What is
The Graves Are Walking about?
John Kelly's The Graves Are Walking examines the Great Irish Potato Famine (1845-1852), analyzing its causes, devastating human impact, and political failures. The book details how British policies exacerbated the crisis through inadequate relief efforts, ideological rigidity, and landlord evictions. Kelly blends economic analysis with harrowing accounts of starvation and mass emigration.
Who should read
The Graves Are Walking?
This book is ideal for readers interested in Irish history, socioeconomic disasters, or colonial-era policy impacts. Historians will appreciate Kelly’s primary-source research, while general audiences gain insight into systemic inequality. Its narrative approach makes complex economic concepts accessible to non-specialists.
Is
The Graves Are Walking worth reading?
Yes, for its rigorous research and gripping narrative of human resilience. Kelly provides fresh analysis of British evangelical influences on policy and unflinching accounts of famine suffering. Some readers note occasional timeline jumps, but the book remains a seminal work on the tragedy.
What were the main causes of the Irish Potato Famine according to Kelly?
Kelly argues the famine stemmed from Phytophthora infestans fungus destroying potato crops, but emphasizes human failures: British free-market ideology restricting food aid, absentee landlords evicting starving tenants, and anti-Irish racism. The book contends these factors transformed a crop failure into genocide.
How does Kelly critique British famine policies?
Kelly condemns British officials like Charles Trevelyan for moralizing starvation as "divine retribution" while blocking aid shipments. He documents how London prioritized fiscal conservatism over lives, with the Times newspaper echoing dehumanizing stereotypes. Relief programs like public works were underfunded and mismanaged.
What role did religion play in the famine response?
The book highlights how 19th-century evangelical Protestantism shaped Britain’s punitive stance. Officials viewed the famine as God’s punishment for Irish "moral failings" like Catholicism and poverty. This theology justified austerity and accelerated forced emigration schemes.
How does the book handle Irish emigration?

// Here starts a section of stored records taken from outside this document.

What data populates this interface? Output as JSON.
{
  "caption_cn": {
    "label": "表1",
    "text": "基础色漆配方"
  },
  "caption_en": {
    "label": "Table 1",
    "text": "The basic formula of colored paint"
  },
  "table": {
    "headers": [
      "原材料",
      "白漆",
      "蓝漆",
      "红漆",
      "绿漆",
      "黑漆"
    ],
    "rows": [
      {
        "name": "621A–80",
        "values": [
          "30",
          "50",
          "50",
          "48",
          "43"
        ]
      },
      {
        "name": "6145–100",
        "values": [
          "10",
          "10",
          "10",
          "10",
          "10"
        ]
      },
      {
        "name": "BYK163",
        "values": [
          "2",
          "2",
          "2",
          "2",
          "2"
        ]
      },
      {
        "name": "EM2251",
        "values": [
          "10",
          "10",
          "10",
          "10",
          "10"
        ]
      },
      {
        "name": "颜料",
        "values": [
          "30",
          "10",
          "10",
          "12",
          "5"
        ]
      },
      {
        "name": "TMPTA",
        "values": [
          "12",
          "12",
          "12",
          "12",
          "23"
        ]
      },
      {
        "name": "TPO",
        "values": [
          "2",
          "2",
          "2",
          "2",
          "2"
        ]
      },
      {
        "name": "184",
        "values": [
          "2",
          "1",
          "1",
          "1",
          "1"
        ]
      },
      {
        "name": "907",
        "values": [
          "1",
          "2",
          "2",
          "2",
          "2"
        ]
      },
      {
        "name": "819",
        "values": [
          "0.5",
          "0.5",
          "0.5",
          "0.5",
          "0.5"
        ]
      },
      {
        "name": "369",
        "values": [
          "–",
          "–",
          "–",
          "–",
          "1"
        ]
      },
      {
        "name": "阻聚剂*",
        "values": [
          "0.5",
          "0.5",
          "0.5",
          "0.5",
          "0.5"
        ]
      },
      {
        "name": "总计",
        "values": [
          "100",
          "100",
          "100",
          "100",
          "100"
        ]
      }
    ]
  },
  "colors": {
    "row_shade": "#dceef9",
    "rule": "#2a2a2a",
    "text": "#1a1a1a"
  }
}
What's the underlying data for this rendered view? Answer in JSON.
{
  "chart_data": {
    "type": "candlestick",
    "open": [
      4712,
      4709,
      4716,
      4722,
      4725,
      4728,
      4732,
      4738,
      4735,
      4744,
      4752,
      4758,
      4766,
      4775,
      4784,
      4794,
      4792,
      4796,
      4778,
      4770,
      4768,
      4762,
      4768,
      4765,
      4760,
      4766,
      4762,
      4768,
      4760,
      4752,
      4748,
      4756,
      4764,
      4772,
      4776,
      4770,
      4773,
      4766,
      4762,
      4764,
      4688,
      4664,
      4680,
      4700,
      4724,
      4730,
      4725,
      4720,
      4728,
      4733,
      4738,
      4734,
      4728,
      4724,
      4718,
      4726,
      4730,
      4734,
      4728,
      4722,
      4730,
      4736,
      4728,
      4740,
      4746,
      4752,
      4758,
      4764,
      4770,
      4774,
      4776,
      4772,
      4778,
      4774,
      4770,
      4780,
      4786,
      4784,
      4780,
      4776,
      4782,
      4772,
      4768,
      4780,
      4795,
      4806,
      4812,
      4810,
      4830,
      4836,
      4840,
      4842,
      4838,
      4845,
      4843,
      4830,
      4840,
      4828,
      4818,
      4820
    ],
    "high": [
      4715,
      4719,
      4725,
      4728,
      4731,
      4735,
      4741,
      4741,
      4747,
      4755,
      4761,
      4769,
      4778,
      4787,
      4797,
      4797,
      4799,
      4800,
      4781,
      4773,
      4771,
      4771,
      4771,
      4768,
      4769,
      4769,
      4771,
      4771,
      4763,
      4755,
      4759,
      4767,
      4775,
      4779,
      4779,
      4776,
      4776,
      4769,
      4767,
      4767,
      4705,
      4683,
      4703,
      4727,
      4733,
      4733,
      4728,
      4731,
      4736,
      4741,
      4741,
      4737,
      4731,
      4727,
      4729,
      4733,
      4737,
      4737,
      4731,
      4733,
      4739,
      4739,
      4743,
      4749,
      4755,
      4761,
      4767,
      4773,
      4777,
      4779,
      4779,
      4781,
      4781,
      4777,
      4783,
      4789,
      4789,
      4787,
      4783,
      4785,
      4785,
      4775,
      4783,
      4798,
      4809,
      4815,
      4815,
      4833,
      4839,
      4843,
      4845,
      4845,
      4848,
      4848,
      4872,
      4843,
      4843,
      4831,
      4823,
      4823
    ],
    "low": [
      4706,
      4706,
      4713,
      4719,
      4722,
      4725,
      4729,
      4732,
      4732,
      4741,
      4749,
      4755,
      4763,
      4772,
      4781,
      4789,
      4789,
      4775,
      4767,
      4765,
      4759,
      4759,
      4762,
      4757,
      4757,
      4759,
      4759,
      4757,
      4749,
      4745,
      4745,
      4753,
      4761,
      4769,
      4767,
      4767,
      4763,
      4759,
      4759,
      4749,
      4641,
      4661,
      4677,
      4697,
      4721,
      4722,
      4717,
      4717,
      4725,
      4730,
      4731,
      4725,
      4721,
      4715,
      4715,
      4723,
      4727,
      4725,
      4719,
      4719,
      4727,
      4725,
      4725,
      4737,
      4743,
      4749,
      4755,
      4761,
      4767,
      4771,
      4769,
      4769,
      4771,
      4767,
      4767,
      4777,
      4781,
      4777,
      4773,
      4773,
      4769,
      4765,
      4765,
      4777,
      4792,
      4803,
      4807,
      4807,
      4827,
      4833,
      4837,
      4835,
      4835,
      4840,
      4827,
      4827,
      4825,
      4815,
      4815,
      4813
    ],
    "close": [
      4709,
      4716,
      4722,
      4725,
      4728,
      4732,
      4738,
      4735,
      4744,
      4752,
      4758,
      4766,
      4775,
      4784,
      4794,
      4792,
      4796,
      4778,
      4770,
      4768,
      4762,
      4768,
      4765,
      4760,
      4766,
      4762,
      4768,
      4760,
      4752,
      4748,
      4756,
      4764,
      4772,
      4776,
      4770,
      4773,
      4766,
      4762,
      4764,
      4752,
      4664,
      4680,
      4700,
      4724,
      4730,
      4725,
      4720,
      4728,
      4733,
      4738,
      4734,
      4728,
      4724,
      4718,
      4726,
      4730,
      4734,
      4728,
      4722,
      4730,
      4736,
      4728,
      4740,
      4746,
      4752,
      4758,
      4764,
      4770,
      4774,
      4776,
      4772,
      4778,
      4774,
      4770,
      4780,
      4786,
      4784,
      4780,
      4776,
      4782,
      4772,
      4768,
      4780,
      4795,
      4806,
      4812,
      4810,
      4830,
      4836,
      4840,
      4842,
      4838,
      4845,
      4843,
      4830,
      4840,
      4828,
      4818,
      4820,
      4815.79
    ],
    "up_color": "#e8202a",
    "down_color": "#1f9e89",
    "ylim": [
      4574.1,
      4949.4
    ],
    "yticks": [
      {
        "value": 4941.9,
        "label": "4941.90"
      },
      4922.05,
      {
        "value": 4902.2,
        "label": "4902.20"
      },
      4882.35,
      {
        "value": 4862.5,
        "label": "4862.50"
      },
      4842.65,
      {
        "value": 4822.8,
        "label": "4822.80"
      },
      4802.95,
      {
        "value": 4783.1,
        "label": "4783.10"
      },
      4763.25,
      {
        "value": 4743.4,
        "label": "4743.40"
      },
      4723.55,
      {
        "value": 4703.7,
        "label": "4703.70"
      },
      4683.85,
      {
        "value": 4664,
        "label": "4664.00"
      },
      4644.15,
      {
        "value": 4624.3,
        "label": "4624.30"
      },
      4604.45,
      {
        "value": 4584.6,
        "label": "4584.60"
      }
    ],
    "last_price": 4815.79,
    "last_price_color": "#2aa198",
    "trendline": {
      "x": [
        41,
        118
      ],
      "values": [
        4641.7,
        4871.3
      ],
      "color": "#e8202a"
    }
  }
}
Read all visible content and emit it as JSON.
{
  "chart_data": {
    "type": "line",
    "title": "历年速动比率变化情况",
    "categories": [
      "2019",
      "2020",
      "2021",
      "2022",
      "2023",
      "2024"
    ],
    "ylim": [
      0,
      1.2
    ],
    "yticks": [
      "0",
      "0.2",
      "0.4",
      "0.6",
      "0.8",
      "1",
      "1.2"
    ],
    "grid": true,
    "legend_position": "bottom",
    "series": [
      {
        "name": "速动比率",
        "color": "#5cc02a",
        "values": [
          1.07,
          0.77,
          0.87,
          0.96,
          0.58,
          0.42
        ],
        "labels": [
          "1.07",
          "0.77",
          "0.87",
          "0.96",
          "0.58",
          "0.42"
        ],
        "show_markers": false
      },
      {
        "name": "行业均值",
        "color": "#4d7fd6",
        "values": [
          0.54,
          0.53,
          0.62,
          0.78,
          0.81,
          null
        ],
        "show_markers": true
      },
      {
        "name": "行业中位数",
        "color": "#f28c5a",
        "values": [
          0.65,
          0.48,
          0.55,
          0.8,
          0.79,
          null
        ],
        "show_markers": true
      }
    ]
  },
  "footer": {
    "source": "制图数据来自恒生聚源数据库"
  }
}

Kelly details mass exodus waves (1847-1852), where over a million fled on "coffin ships" to America. He analyzes how survivor trauma reshaped Irish identity abroad, with emigrants facing anti-Irish prejudice in host countries. The diaspora’s cultural displacement is a key theme.
Why is this history relevant today?
The famine offers timeless lessons on how ideology can override humanitarian crises, mirroring modern climate disasters and refugee policies. Kelly’s exposure of media dehumanization and bureaucratic indifference remains acutely applicable to contemporary equity struggles.
What criticisms exist of Kelly's approach?
Some historians note uneven pacing between policy analysis and ground-level narratives. A few readers cite abrupt timeline shifts when introducing figures. Kelly’s heavy use of ellipses in quotes also drew minor critique, though his research breadth is widely praised.
How does this book compare to Kelly’s
The Great Mortality?
Like his Black Death study, The Graves Are Walking blends scientific rigor with human stories, but focuses more on policy failure than disease mechanics. Both books showcase Kelly’s signature style: marrying archival depth with visceral storytelling about societal collapse.
What primary sources distinguish Kelly’s research?
Kelly uses rare eyewitness accounts, Parliamentary reports, and newspaper editorials to reveal period prejudices. His analysis of eviction records shows landlords clearing 500,000+ tenants. These sources expose how racism and economics fueled neglect.
How did the famine transform Irish society?
The book argues the catastrophe shattered rural communities, killed 1 million people, and forced 1.5 million to emigrate. It intensified Irish nationalism, eroded trust in British rule, and cemented lasting cultural trauma—effects echoing through modern Ireland’s identity.